In a recent study published in Scientific Reports, researchers identified serological Hepatitis C virus (HCV) signatures and human immunodeficiency virus (HIV) signatures through the secondary utilization of ribonucleic acid sequencing (RNA-seq) analysis data among previous and existing smokers with or without COPD (chronic obstructive pulmonary disease).
Background
Viral detection by RNA sequencing analysis has increased the knowledge base of viruses causing human infections. Identifying undiagnosed viral infections by using existing nucleic acid sequencing data could facilitate epidemiological survey-based analysis and aid in the development of diagnostic and therapeutic options for improved population health.
About the study
In the present study, researchers detected HCV and HIV signatures in peripheral blood using repurposed ribonucleic acid-sequencing data among smokers with or without COPD.
The team evaluated the associations between the identification of viruses and their corresponding infections with disease outcomes. Gene expression analysis was performed using reads unmapped to the genome of humans. Interferon (IFN) scores were determined using the Genetic Epidemiology of COPD (COPDGene) study’s RNA sequencing data to determine the association between disease identification and responses by the host.

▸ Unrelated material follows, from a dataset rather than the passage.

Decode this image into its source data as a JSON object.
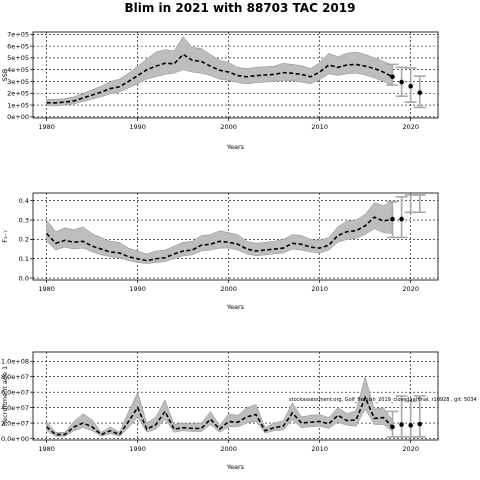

The COPDGene trial comprises>10,000 non-Hispanic White individuals and African American individuals with previous or current smoking habits, recruited at 21 centers in the US (United States) and followed up for five years. Follow-up assessments included spirometry analysis, questionnaires, chest CT (computed tomography) scans, CBC (complete blood cell) analysis, and ribonucleic acid sequencing analysis.
The GATK4 (genome analysis toolkit 4) pipeline was used for viral detection. The reference human virome comprised 12,148 genomes from the NCBI (national center for biotechnology information) database, and NCBI taxonomy was used for the viral genome data. Transcriptomic signatures of host responses were identified using GSVA (gene set variation analysis) based on composite IFN scores for the IFN-α and IFN-β pathways. The IFI27 gene expression was analyzed for HIV infections.
Results
Blood ribonucleic acid sequencing information was obtained from 3,984.0 samples, including 1,601 and 1,609 samples of COPD patients and controls, respectively, among whom 25.0% were African American and 33.0% had current smoking habits. Viral ribonucleic acid was detected in blood RNA-seq data from COPD-affected previous or current smokers.
The team observed greater IFN scores among HCV-infected and HIV-infected individuals and association with viral infections, outcomes, and host responses, indicative of the method’s validity. HCV RNA and HIV RNA were detected among 228 individuals and 30 individuals, respectively. In total, 31 viruses, including CMV (cytomegalovirus) and EBV (Epstein-Barr virus), were detected, with ≥1.0 mapped viral read to the host virome a minimum of two individuals.
Of 228 individuals among whom HCV RNA was detected, 77 individuals reported hepatic illness (out of 189 hepatic disease patients in total), indicative of significant viral enrichment, and that the method was highly specific. However, among 112 individuals with self-documenting hepatic illness, HCV RNA was not detected, indicating that the method had low sensitivity. HCV RNA levels could be lower among treated individuals.
Individuals with detectable HCV RNA showed an increased likelihood of being young, African-American male smokers with fewer co-morbid conditions. Among individuals with detectable levels of HCV RNA, the IFN scores were greater, with significantly lower documented hepatitis C virus downregulation scores and greater HCV upregulation scores.
Among individuals with RNA- sequencing data, 105 self-documented HIV infections in the COPDGene questionnaire. Out of 30 individuals among whom HIV RNA was detected, 22 were among the 105 individuals with seld-documented HIV infections, indicative of significant viral enrichment. Among 83 individuals who reported HIV infections, HIV RNA was not detected, indicative of low sensitivity of the method, which could also be due to the use of anti-HIV therapeutics.
Among 66 individuals documenting anti-HIC medication use, 65 individuals had self-documented HIV infections, and in the one remaining individual on medication, HIC RNA was not detected. Individuals with HIV RNA in detectable limits were lower-aged African-American individuals with current smoking habits. Greater IFN scores, significantly lesser human immunodeficiency virus downregulation, and greater IFI27 expression were observed among individuals with detectable HIV RNA, indicating HIV RNA correlated with HIV infections.
Concerning temporal associations, 15 out of 22 individuals with HIV RNA in detectable limits initially documented human immunodeficiency virus infections after five years of follow-up. Hepatitis C virus ribonucleic acid was detectable among 20 individuals out of 105 individuals self-documenting human immunodeficiency virus infections and among seven (out of 39) individuals with HIV RNA in detectable limits. The increased HCV infection-HIV infection co-occurrence rates were per the presence of factors that increase the risk of both infections.
Overall, the study findings highlighted the secondary usage of peripheral blood RNA sequencing data to detect viral infections and transcriptomic signatures of host responses to HCV and HIV infections.